Weiter kann nun in Singers Fall weiter spezifiziert werden, dass es sich in seiner Ethik um eine utilitaristische Position handelt, die nicht mehr im klassischen Sinne hedonistische Ziele anstrebt, sondern in welcher es um die Berücksichtigung von gleichen Interessen geht. Dies geschieht unabhängig von der Art des Lebens, das diese Interessen aufweist. Der Unterschied zu der Position des klassischen Utilitarismus besteht nun darin, dass die Konsequenzen der Handlung als moralisch richtig bewertet werden wenn die meisten, für Singers Ethik relevanten Interessen, berücksichtigt werden. Diese Interessen macht er an seinem Prinzip der Gleichheit deutlich. Bevor nun das Prinzip der gleichen Interessenabwägung und dessen Implikationen erläutert werden, soll folgend erst auf den Personenbegriff Singers eingegangen werden. Dies geschieht deshalb, weil seine Definition der Form des personalen Lebens darüber mitentscheidet, welche Wesen überhaupt wichtige Interessen ausbilden können, was wiederum für eine ethische Einstufung der jeweiligen Lebensform ausschlaggebend ist.

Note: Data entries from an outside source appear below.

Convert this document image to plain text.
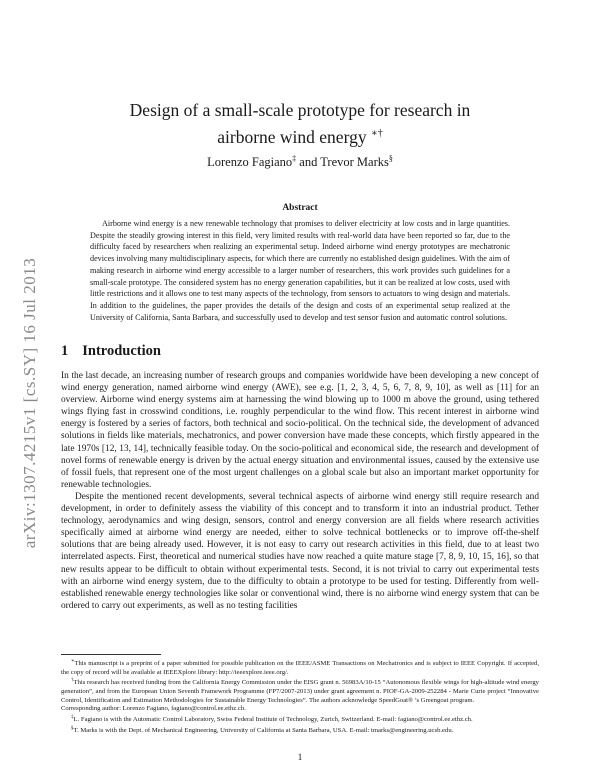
arXiv:1307.4215v1 [cs.SY] 16 Jul 2013
Design of a small-scale prototype for research in
airborne wind energy ∗†
Lorenzo Fagiano‡ and Trevor Marks§
Abstract

Airborne wind energy is a new renewable technology that promises to deliver electricity at low costs and in large quantities. Despite the steadily growing interest in this field, very limited results with real-world data have been reported so far, due to the difficulty faced by researchers when realizing an experimental setup. Indeed airborne wind energy prototypes are mechatronic devices involving many multidisciplinary aspects, for which there are currently no established design guidelines. With the aim of making research in airborne wind energy accessible to a larger number of researchers, this work provides such guidelines for a small-scale prototype. The considered system has no energy generation capabilities, but it can be realized at low costs, used with little restrictions and it allows one to test many aspects of the technology, from sensors to actuators to wing design and materials. In addition to the guidelines, the paper provides the details of the design and costs of an experimental setup realized at the University of California, Santa Barbara, and successfully used to develop and test sensor fusion and automatic control solutions.

1 Introduction

In the last decade, an increasing number of research groups and companies worldwide have been developing a new concept of wind energy generation, named airborne wind energy (AWE), see e.g. [1, 2, 3, 4, 5, 6, 7, 8, 9, 10], as well as [11] for an overview. Airborne wind energy systems aim at harnessing the wind blowing up to 1000 m above the ground, using tethered wings flying fast in crosswind conditions, i.e. roughly perpendicular to the wind flow. This recent interest in airborne wind energy is fostered by a series of factors, both technical and socio-political. On the technical side, the development of advanced solutions in fields like materials, mechatronics, and power conversion have made these concepts, which firstly appeared in the late 1970s [12, 13, 14], technically feasible today. On the socio-political and economical side, the research and development of novel forms of renewable energy is driven by the actual energy situation and environmental issues, caused by the extensive use of fossil fuels, that represent one of the most urgent challenges on a global scale but also an important market opportunity for renewable technologies.

Despite the mentioned recent developments, several technical aspects of airborne wind energy still require research and development, in order to definitely assess the viability of this concept and to transform it into an industrial product. Tether technology, aerodynamics and wing design, sensors, control and energy conversion are all fields where research activities specifically aimed at airborne wind energy are needed, either to solve technical bottlenecks or to improve off-the-shelf solutions that are being already used. However, it is not easy to carry out research activities in this field, due to at least two interrelated aspects. First, theoretical and numerical studies have now reached a quite mature stage [7, 8, 9, 10, 15, 16], so that new results appear to be difficult to obtain without experimental tests. Second, it is not trivial to carry out experimental tests with an airborne wind energy system, due to the difficulty to obtain a prototype to be used for testing. Differently from well-established renewable energy technologies like solar or conventional wind, there is no airborne wind energy system that can be ordered to carry out experiments, as well as no testing facilities

∗This manuscript is a preprint of a paper submitted for possible publication on the IEEE/ASME Transactions on Mechatronics and is subject to IEEE Copyright. If accepted, the copy of record will be available at IEEEXplore library: http://ieeexplore.ieee.org/.

†This research has received funding from the California Energy Commission under the EISG grant n. 56983A/10-15 “Autonomous flexible wings for high-altitude wind energy generation”, and from the European Union Seventh Framework Programme (FP7/2007-2013) under grant agreement n. PIOF-GA-2009-252284 - Marie Curie project “Innovative Control, Identification and Estimation Methodologies for Sustainable Energy Technologies”. The authors acknowledge SpeedGoat® ’s Greengoat program.

Corresponding author: Lorenzo Fagiano, fagiano@control.ee.ethz.ch.

‡L. Fagiano is with the Automatic Control Laboratory, Swiss Federal Institute of Technology, Zurich, Switzerland. E-mail: fagiano@control.ee.ethz.ch.

§T. Marks is with the Dept. of Mechanical Engineering, University of California at Santa Barbara, USA. E-mail: tmarks@engineering.ucsb.edu.

1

1.2 Der Personenbegriff und die Einteilung von Leben

In unserem Zusammenhang der Kindstötung, die in der Hauptsache in Kapitel 2 und 3 diskutiert werden soll, ist es nun von Nöten zu klären, wie Singer sein Prinzip der gleichen Interessenabwägung entfaltet. Dies bewerkstelligt er mit Hilfe einer hierarchischen Einstufung von Leben in entsprechende Lebensformen mit dazugehörigen Fähigkeiten. Hier stellt der Begriff der Person ein wichtiges Bewertungskriterium dar.

„SINGER gelangt dabei zu drei Kategorien des Lebens: die unterste Kategorie umfaßt nicht-bewußtes Leben, die mittlere bewußtes und die oberste Kategorie selbstbewußtes Leben, d.h. personale Wesen (Personen).“11

Dieser Einteilung des Lebens ordnet Singer dementsprechend Lebewesen zu, welche, je nach Kategorie, verschiedene Interessen ausbilden können. Im Kontext der Kindstötung ist es nun von besonderer Bedeutung, wo Singer die Grenze zwischen lebenswertem und nicht-lebenswertem Leben zieht. Diese Grenze zieht er unabhängig der Zugehörigkeit zu einer Spezies oder Gattung. Berücksichtigung in Singers Ethik, also der Beginn von lebenswertem Leben, beginnt bei der Eigenschaft der Leidensfähigkeit. „Ist ein Wesen nicht leidensfähig oder nicht fähig Freude oder Glück zu erfahren, dann gibt es nichts zu berücksichtigen.“12 Diese Grenzziehung und das Ignorieren des gewohnten ethischen Prinzips der Heiligkeit des menschlichen Lebens werden uns in Kapitel 2 und 3 dann als zentrale Ursache der singerschen Problematik hinsichtlich der Kindstötung weiter beschäftigen.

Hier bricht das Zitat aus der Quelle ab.